Je ne connais pas exercice plus compliqué que celui de définir précisément ce que l’on aime. Je sais reconnaître des moments de grâce, profiter intensément des instants de joie, ressentir une forme d’amour qui enveloppe mon âme et qui perturbe tout mon quotidien, mais lorsqu’il s’agit de mettre des mots finement choisis sur mon goût pour le large, me voilà perdue. D’autant plus que cet attrait pour la mer et les aventures maritimes est pétri de complications, de moments de doute, de fatigue extrême, de solitude parfois douloureuse. Mon goût pour le large est à l’image de mon goût pour la vie : je souhaite ne jamais le perdre et tente de le protéger face aux irrémédiables événements pénibles. Alors, lorsqu’on me souffle le mot liberté dans cet exercice, on me propose un raccourci heureux : oui cet attrait pour le large se mêle à une fascination pour le champ des possibles qu’ouvre la maîtrise solitaire d’un bateau.
Ma première transatlantique en solitaire sur un bateau de 6,50 mètres a été marquée par ce sentiment irrépressible de liberté jouissive. À chaque étape fictive, je tremblais d’excitation en pensant au chemin parcouru. Il m’aura suffi de larguer les amarres pour longer le Portugal, de me sentir toute proche du Maroc, de Madère… À tout instant je peux choisir de changer mon cap et de découvrir un nouveau port, un lieu qui m’était jusqu’alors inconnu.

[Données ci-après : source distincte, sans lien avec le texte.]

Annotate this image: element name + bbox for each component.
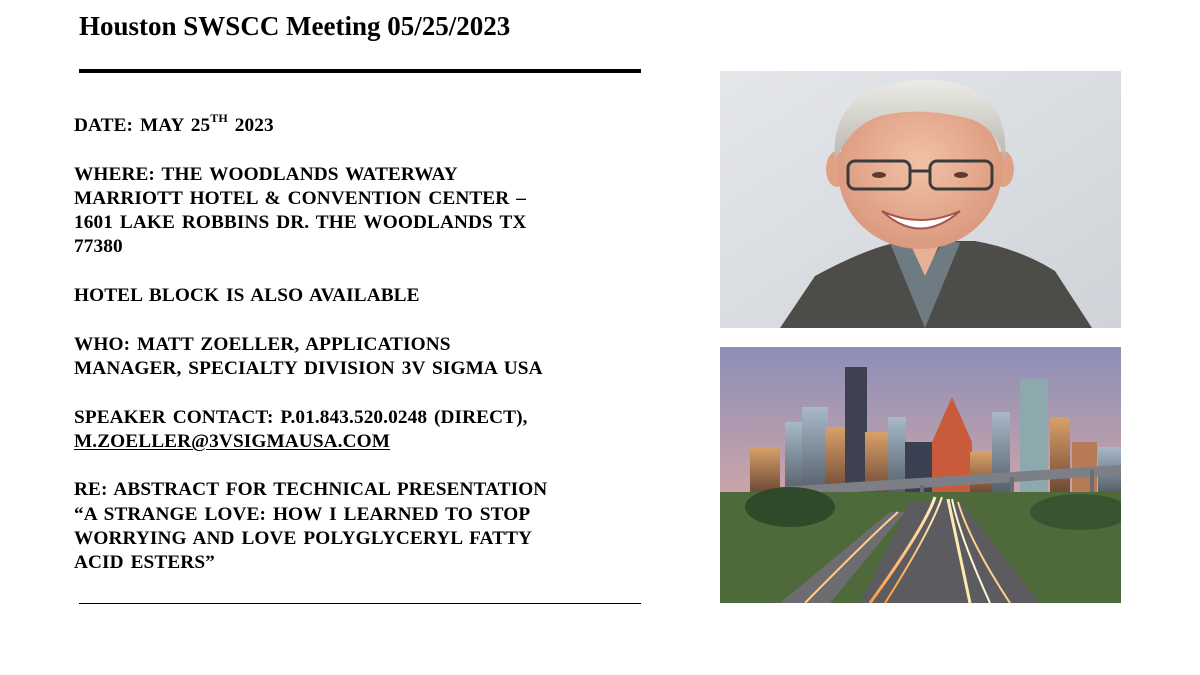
where-section [74,163,644,260]
title-divider [79,69,641,73]
who-line-1: WHO: MATT ZOELLER, APPLICATIONS [74,333,451,355]
abstract-line-4: ACID ESTERS” [74,552,215,574]
who-section [74,333,644,382]
date-section [74,110,644,138]
bottom-divider [79,603,641,604]
date-line [74,110,644,138]
hotel-block-text: HOTEL BLOCK IS ALSO AVAILABLE [74,285,420,307]
abstract-line-3: WORRYING AND LOVE POLYGLYCERYL FATTY [74,528,533,550]
date-year: 2023 [227,115,274,136]
where-line-1: WHERE: THE WOODLANDS WATERWAY [74,163,458,185]
slide-title: Houston SWSCC Meeting 05/25/2023 [79,11,511,41]
houston-skyline-photo [720,347,1121,603]
contact-phone-line: SPEAKER CONTACT: P.01.843.520.0248 (DIRECT), [74,406,528,428]
abstract-section [74,478,644,575]
speaker-email-link[interactable]: M.ZOELLER@3VSIGMAUSA.COM [74,430,391,452]
date-label: DATE: MAY 25 [74,115,211,136]
date-ordinal-suffix: TH [210,110,228,125]
speaker-photo [720,71,1121,328]
abstract-line-2: “A STRANGE LOVE: HOW I LEARNED TO STOP [74,503,531,525]
where-line-2: MARRIOTT HOTEL & CONVENTION CENTER – [74,187,526,209]
abstract-line-1: RE: ABSTRACT FOR TECHNICAL PRESENTATION [74,479,548,501]
contact-section [74,406,644,455]
who-line-2: MANAGER, SPECIALTY DIVISION 3V SIGMA USA [74,357,543,379]
hotel-section [74,284,644,308]
where-line-3: 1601 LAKE ROBBINS DR. THE WOODLANDS TX [74,212,527,234]
where-line-4: 77380 [74,236,123,258]
meeting-details [74,110,644,600]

Quel moyen de locomotion formidable !
Pas de billet à prendre, de dates à réserver, de logements à trouver. Je flotte sur ma maison, mon moyen de transport, j’avale les milles sans me soucier du carburant. Je me souviens de ce sentiment de puissance presque honteux lorsque je passais au milieu des îles du Cap-Vert, aux portes du grand saut vers l’Atlantique. Avec seulement ma coque de noix de quelques mètres et ma volonté de navigatrice, me voici toute seule, arrivée dans un lieu si exotique : si je peux accomplir un tel exploit, alors le monde m’appartient. Il ne m’en faut pas plus pour penser que, par la mer, le monde entier m’est accessible.
Bien sûr, c’est une liberté toute théorique, car mon esprit de compétition et ma volonté d’atteindre mon objectif m’empêchent tout à fait de choisir l’aventure et de bifurquer vers ces magnifiques destinations. Au cœur d’une course au large, on choisit de ne pas se laisser tenter par la découverte de la terre, on reste en mer et l’aventure se résume à ce qu’il se passe à bord de notre embarcation. Tout cela est bien contradictoire. Mais la seule idée de pouvoir, de n’avoir qu’à choisir pour faire, voilà en substance ma jouissance de la liberté.
À l’heure de partir pour ce qui pourrait bien être la plus grande aventure de toute ma vie, et parce que je suis une éternelle angoissée, je suis criblée d’incertitudes sur ma capacité à affronter la multitude de péripéties qui m’attendent. Cela dit, je sais précisément pourquoi je pars : penser faire le tour de la planète Terre en suivant ma trajectoire et en sachant que je me dirige vers autant de destinations si éloignées, si fascinantes, il n’en faut pas plus pour dessiner sur mon visage un large sourire.